Я удивляюсь одному, как это раньше мне не пришла мысль о даче. Просидеть два лета в Петербурге, слоняясь по паркам и островам, когда одна такая поездка уже чего стоит. Мне нравился и вокзал, и суетившаяся на нем публика, и чистенькие чухонские вагоны. Поезд летит, мелькают какие-то огороды, вправо остается возвышенность Лесного, Поклонная гора, покрытая сосновым лесом, а влево ровнем-гладнем стелется к «синему морю» проклятое богом чухонское болото. Вот и первые дачи с своим убогим кокетством, чахлыми садиками и скромным желанием казаться безмятежным приютом легкого дачного счастья. А мне они нравятся, вот эти дачи, кое-как слепленные из барочного леса и напоминающие собой скворечницы, как дачники напоминают скворцов, а больше всех такими скворцами являемся мы с Пепкой.

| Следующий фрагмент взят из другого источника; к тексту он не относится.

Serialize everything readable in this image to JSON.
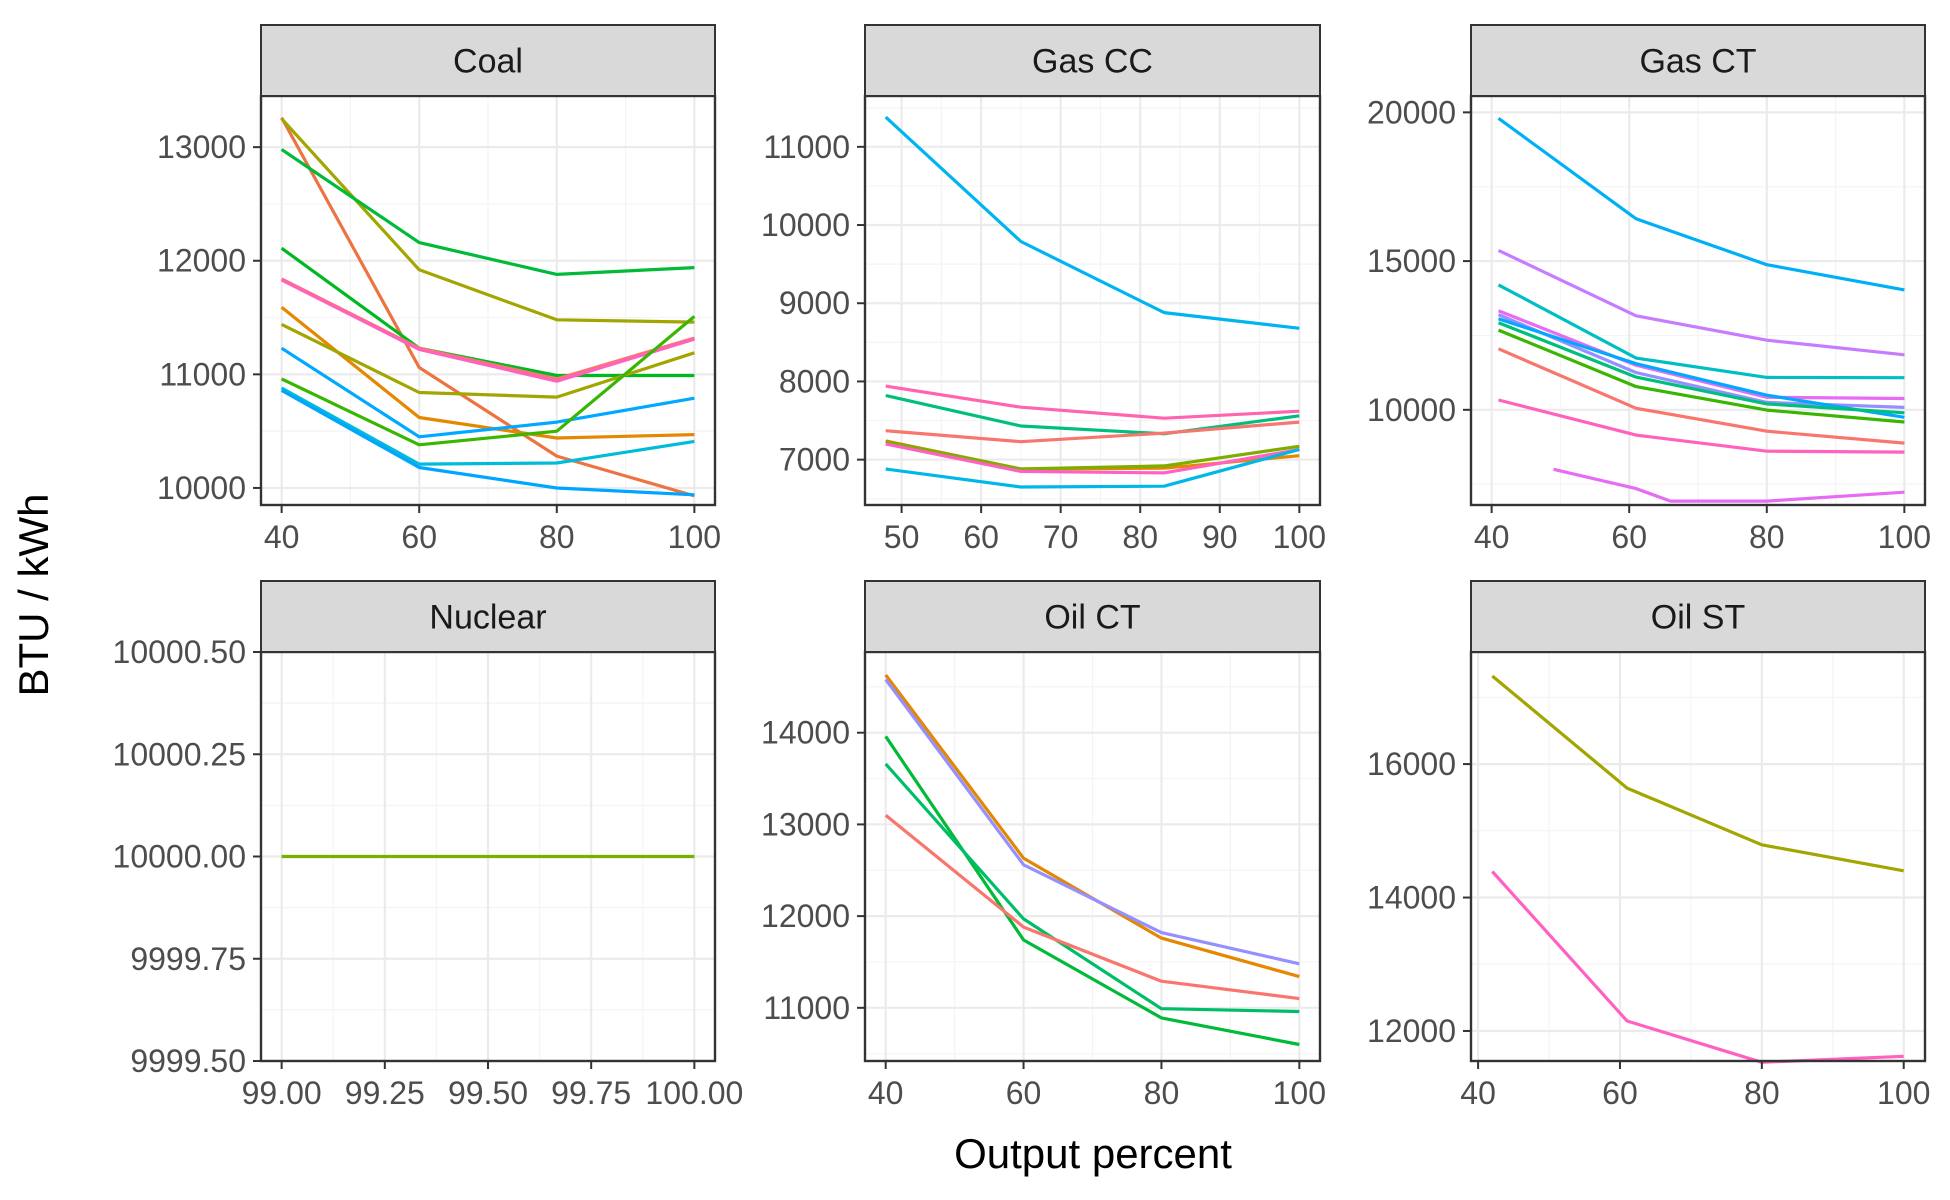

– Вот и девятая верста, – ворчит Пепко, когда мы остановились на Удельной. – Милости просим, пожалуйте… «Вы на чем изволили повихнуться? Ах да, вы испанский король Фердинанд,[20] у которого украли маймисты сивую лошадь. Пожалуйте»… Гм… Все там будем, братику, и это только вопрос времени.

Трагическое настроение, накатившее на Пепку, сейчас же сменилось удивительным легкомыслием. Он надул грудь, приосанился, закрутил усы, которые в «академии» назывались лучистой теплотой, и даже толкнул меня локтем. По «сумасшедшей» платформе проходила очень красивая и представительная дама, искавшая кого-то глазами. Пепко млел и изнывал при виде каждой «рельефной» дамы, а тут с ним сделался чуть не столбняк.

– Ах, какая красавица!.. – шептал он, набирая воздуха. – Я сейчас положу к ее ножкам свое многогрешное сердце. Не поедем дальше… Ей-богу!.. Отправимся в больницу и заявим, что мы дорогой сошли с ума. Вот тебе и даровая дача… Ведь это одна из тех идей, которые имеют полное римское право называться счастливыми. Ах, какая дама, какая дама… Я, кажется, съел бы ее вместе со шляпкой и зонтиком! А муж у нее наверно этакий дохленький петербургский мерзавец… Знаешь, есть самый скверный сорт мерзавцев: такие чистенькие, приличненькие, с тонким ароматцем дорогих заграничных духов, с перстеньками на ручке. Вот у нее такой муж… Ах, какая женщина!..

Пепко всегда жил какими-то взрывами, и мне пришлось серьезно его удерживать, чтобы, чего доброго, действительно не остался в Удельной.

– Ты – несчастная проза, а я наполняю весь мир своими тремя буквами а, о и е! – резюмировал Пепко эту сцену. – А на даму и на ее собственного мерзавца наплевать… Мы еще не таких найдем.

Станция Третьего Парголова имела довольно мизерный вид, как и сейчас. Мы вышли с особенной торопливостью, как люди, достигшие цели или по меньшей мере отчего дома. Пепко сделал предварительную обсервацию дачного места и одобрительно промычал. Здесь уже высились круглые глинистые холмы с глубокими промоинами, а по ним так приветливо лепились крестьянские избенки и дачки-скворечницы. Кое-где зелеными пятнами расплывались редкие садики. Вообще недурно для первого раза, а главное, целых сорок сажен над уровнем «синего моря».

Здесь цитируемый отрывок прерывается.